I find myself having to process a lot of data recently where a) the processing of two different rows is independent and b) processing each row is expensive. I find myself coding a version of the following every time:

using DataFrames
using Base.Threads: @spawn
myrows = rand(20)
function processmyrow(row) # => some expensive function
    return DataFrame(r = row)
outdfs = [DataFrame() for _ in 1:Threads.nthreads()]
myparts = Iterators.partition(myrows, cld(length(myrows), Threads.nthreads()))

@sync for part in myparts
    @spawn begin
        for row in part
            append!(outdfs[Threads.threadid()], processmyrow(row))

Is there a better way of doing this? I have started looking into a couple of parallelism exploiting packages recently its quite hard for me to comprehend. Could someone point me in the right direction here?

Edit: I do not care about the order of the result as I will usually just sort it afterwards.


1 Like

Instead of the above, you can do the following.

using BangBang, Transducers
foldxt(append!!, Map(processmyrow), myrow))

The doc for Transducers has a good parallelism tutorial

1 Like

Thank you that looks great!

I also found

tcollect(Map(processmyrow), myrows))

in case the rows cannot easily be appended (e.g. not all rows return the same collumns)

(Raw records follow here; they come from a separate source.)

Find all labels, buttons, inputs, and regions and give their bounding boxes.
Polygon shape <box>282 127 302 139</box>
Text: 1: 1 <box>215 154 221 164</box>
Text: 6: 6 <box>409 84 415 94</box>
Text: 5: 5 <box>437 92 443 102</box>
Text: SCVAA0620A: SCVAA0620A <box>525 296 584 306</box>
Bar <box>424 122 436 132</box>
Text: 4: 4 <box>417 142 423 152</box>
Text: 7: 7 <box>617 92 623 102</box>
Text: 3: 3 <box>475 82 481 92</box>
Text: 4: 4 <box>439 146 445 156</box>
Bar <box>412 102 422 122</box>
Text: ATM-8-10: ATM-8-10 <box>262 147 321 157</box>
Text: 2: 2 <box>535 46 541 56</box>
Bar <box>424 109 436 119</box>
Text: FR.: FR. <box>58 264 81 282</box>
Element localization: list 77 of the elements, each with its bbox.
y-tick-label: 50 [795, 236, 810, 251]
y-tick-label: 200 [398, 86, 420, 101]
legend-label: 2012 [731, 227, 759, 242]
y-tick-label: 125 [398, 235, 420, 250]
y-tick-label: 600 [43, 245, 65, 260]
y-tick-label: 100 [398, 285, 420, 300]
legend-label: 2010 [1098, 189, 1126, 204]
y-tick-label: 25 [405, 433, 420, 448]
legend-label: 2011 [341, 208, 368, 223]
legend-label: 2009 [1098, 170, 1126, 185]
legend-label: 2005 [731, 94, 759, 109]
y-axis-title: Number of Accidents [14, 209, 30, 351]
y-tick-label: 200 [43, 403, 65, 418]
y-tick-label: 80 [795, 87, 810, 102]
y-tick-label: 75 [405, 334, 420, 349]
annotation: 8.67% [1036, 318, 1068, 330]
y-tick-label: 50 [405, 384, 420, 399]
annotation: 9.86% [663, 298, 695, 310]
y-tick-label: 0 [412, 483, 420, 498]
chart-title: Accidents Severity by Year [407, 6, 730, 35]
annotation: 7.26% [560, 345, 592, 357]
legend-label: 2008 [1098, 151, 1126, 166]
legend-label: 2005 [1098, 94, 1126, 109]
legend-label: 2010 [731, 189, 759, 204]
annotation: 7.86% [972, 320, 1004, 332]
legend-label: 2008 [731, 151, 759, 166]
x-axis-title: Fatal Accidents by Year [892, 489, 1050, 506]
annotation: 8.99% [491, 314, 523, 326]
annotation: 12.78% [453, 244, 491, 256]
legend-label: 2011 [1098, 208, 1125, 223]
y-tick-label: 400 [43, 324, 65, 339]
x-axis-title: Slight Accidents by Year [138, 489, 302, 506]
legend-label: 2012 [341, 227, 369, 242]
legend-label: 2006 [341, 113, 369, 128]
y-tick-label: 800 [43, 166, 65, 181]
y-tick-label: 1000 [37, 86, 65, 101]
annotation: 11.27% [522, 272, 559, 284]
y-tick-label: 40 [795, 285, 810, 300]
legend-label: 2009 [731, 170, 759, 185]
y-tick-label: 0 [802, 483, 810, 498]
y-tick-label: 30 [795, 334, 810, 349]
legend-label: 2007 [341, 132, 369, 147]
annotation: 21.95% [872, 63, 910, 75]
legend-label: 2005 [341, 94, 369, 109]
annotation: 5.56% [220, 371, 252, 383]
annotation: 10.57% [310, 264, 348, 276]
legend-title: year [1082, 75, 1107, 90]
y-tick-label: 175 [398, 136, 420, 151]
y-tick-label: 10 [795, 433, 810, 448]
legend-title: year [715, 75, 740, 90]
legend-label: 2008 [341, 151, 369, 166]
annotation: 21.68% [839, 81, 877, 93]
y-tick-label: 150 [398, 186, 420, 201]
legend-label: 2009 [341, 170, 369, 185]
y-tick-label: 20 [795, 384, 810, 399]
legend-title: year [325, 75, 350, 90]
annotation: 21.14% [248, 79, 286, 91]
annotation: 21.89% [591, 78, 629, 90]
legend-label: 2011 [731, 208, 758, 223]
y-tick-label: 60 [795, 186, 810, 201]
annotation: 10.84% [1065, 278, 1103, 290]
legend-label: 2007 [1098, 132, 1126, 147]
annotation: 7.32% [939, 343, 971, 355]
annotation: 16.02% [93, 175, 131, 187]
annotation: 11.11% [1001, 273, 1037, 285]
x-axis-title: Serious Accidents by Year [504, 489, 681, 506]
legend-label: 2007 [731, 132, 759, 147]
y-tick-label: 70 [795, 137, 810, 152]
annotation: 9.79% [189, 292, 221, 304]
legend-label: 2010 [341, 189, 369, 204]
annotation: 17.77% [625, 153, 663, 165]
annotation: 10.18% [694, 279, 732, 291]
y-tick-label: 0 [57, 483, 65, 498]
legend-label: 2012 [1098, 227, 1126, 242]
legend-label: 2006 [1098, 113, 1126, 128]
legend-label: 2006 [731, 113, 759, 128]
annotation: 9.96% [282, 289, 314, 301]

I think you pasted the link twice its: parallelism tutorial

If the function on a row takes sufficently long time (e.g. 1 ms or more), you should be fine to spawn a task per row and construct a DataFrame from the result:

df = DataFrame(a=1:10, b=11:20)
processmyrow(row) = (a=row.a, b=row.b, c=row.a^2 + row.b)
outdf = DataFrame(fetch.([Threads.@spawn processmyrow(row) for row in eachrow(df)]))
1 Like

Bah! That’s what I get for typing with a baby in one arm…

1 Like

Transducers has changed my life! I already added it to 2 projects I’m working on.